The earthquake activity died away, and to everyone's relief, no eruption has occurred--yet, at least. But that doesn't mean nothing happened.
If magma is shifting and stirring but does not reach the surface, all of it won't necessarily drain back down to its deep sources. Nor is it necessarily biding time until a future eruption. The magma may stop and solidify in its tracks.
Should that happen, the residents of King Cove may encounter an igneous intrusion instead of an eruption. They may even find themselves sitting atop a batholith.
Igneous rocks are those that were once liquid-hot. If they burst through the surface of the earth before they solidify, they're volcanic. If they solidify underground, they're plutonic (after the mythic god of the underworld, not the Disney dog).
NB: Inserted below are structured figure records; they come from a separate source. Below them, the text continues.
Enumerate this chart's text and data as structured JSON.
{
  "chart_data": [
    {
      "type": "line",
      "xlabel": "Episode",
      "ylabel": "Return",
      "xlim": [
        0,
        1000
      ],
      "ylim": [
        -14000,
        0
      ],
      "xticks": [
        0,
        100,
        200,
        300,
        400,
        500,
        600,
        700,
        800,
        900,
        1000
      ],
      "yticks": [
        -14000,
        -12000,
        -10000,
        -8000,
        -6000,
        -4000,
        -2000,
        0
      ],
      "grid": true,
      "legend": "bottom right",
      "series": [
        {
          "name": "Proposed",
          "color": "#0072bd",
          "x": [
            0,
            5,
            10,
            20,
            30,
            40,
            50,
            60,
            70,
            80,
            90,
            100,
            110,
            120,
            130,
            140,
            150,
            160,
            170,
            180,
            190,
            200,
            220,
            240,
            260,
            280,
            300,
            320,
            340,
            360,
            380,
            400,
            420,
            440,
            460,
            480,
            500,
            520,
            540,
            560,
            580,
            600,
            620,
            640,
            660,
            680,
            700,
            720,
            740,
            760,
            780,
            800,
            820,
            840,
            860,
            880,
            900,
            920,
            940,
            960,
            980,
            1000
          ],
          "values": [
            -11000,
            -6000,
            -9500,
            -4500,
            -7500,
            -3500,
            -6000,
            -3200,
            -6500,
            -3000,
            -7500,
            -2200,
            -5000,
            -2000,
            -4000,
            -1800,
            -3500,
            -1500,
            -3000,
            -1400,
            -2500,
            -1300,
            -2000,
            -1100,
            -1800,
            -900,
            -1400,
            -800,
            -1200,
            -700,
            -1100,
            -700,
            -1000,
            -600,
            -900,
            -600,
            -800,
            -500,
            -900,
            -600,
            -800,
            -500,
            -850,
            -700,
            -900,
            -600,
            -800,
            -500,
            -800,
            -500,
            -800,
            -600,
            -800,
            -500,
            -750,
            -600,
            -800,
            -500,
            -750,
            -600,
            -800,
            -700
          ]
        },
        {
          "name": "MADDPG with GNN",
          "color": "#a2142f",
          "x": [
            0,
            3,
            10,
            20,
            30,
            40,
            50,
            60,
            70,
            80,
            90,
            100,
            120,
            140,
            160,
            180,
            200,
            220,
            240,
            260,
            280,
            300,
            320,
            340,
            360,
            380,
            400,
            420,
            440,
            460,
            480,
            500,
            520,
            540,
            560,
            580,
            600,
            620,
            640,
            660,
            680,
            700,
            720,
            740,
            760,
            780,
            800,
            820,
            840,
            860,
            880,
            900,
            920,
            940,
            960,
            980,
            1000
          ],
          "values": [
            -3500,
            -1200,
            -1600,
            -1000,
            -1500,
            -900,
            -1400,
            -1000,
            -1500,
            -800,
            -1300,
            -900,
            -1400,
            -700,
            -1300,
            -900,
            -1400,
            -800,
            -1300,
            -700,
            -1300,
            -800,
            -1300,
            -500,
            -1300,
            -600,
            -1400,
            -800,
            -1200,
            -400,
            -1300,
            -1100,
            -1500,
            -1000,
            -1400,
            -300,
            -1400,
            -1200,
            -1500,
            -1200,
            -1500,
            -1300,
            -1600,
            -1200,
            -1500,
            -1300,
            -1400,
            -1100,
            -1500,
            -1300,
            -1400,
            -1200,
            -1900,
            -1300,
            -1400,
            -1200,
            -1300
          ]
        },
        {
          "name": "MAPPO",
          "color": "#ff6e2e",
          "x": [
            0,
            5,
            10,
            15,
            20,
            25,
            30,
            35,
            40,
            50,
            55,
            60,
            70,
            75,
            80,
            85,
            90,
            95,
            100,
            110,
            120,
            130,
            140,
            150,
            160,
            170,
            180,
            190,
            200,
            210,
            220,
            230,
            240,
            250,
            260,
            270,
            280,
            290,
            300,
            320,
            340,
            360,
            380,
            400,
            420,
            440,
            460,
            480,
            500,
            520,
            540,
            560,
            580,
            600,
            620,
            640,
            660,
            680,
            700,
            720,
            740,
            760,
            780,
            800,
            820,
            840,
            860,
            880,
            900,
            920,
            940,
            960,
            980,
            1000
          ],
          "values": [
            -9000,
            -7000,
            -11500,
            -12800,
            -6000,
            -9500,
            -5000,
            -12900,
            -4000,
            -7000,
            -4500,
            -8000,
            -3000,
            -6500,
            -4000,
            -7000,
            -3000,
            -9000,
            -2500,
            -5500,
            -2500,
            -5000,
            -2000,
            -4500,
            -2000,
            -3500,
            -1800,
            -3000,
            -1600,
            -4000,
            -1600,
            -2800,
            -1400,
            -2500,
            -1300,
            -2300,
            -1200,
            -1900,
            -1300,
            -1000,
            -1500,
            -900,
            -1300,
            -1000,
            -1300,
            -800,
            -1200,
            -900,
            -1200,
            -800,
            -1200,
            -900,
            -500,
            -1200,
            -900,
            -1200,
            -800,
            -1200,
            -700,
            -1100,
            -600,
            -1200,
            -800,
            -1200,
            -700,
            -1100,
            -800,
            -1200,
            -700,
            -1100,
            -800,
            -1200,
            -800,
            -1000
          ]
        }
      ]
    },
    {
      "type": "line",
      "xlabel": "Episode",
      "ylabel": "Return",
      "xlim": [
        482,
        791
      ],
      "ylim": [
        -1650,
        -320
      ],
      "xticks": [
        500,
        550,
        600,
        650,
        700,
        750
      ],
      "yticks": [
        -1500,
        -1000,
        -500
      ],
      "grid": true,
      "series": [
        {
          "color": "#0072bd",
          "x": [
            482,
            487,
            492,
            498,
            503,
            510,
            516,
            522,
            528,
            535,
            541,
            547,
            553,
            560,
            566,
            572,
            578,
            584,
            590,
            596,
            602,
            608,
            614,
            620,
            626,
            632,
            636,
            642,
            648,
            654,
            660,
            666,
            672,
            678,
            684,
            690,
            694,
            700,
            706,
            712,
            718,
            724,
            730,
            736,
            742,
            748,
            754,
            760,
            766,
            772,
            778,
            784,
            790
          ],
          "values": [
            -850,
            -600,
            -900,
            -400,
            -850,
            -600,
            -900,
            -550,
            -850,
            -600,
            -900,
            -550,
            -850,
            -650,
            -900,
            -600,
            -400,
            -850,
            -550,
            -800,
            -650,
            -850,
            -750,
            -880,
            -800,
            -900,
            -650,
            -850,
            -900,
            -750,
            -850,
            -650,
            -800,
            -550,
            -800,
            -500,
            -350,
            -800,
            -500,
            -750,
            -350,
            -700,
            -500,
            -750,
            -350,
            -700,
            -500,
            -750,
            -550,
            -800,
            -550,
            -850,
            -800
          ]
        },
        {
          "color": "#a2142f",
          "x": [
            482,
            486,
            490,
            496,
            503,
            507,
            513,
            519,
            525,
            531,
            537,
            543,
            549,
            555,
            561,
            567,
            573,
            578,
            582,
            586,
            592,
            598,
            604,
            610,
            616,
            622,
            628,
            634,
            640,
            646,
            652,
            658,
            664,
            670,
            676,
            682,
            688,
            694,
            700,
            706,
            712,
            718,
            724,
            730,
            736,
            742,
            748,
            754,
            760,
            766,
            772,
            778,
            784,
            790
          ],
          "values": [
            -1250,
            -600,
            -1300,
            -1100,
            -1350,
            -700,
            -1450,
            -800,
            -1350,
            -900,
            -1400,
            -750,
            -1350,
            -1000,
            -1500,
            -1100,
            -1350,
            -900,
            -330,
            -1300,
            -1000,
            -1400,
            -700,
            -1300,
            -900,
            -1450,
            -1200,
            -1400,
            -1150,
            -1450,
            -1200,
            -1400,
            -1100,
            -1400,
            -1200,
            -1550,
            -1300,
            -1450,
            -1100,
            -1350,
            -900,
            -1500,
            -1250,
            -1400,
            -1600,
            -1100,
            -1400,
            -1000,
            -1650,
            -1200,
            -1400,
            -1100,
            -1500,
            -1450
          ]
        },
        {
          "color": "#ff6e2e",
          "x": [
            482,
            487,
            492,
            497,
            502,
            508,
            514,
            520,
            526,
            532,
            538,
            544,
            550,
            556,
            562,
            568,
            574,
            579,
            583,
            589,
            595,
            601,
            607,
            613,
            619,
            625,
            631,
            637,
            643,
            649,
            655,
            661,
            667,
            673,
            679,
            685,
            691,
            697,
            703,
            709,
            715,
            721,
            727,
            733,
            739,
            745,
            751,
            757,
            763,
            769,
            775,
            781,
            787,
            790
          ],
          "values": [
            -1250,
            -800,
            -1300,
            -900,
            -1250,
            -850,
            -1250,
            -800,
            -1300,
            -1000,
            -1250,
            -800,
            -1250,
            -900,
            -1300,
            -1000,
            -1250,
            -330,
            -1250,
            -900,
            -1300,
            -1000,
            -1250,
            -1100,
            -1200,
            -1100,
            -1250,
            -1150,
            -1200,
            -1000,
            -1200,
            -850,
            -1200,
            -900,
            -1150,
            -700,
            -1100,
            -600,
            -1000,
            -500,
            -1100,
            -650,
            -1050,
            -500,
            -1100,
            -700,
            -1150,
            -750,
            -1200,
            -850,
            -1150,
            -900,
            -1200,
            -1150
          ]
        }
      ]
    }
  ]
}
Smallish intrusions of plutonic rock come in dikes and sills; really big ones--whole magma chambers solidified underground--are called batholiths, from Greek words for deep and rock. The visible portion of Mt. McKinley is a batholith, and far from the largest known. A fair catch-all term for all sizes of intrusion formed under the earth's surface is pluton.
Igneous rocks come in many varieties, with differences caused by the chemical composition of the parent magma, how much of the basement rock melted into the magma, and how rapidly the molten mass cooled into a solid.
Granite, the stone of which Mt. McKinley is made, is a plutonic rock formed from a magma chemically identical to that producing volcanic obsidian, the greenish-black glass that makes razor-sharp arrowheads. The rough, grainy granite took a long time to cool underground, so it contains many coarse crystals, while the glassy obsidian solidified so quickly out in the air that no crystals could form in the mix.
If the subterranean stirrings at King Cove lead to a new pluton, it might give the town a new energy source. Admittedly, the chances for such a beneficial outcome are exceedingly small. For one thing, the magma will have to stop fairly near the surface. For another, it would have to form a good-sized intrusion. But if those things happen, and if the local water table cooperates, the cooling magma might give rise to new hot springs. By pumping water down to the hot rock, it might even be possible to create a kind of artificial hot spring, or at least a geothermal well.
Some scientists believe that it is a batholith of just this sort that provides the heat for Pilgrim Hot Springs near Nome. Since those springs have been providing hot water for at least hundreds of years, the people of King Cove need not worry that their batholith would cool off very soon. However, they might have to wait a few generations for it to provide hot water instead of steam in their pipes.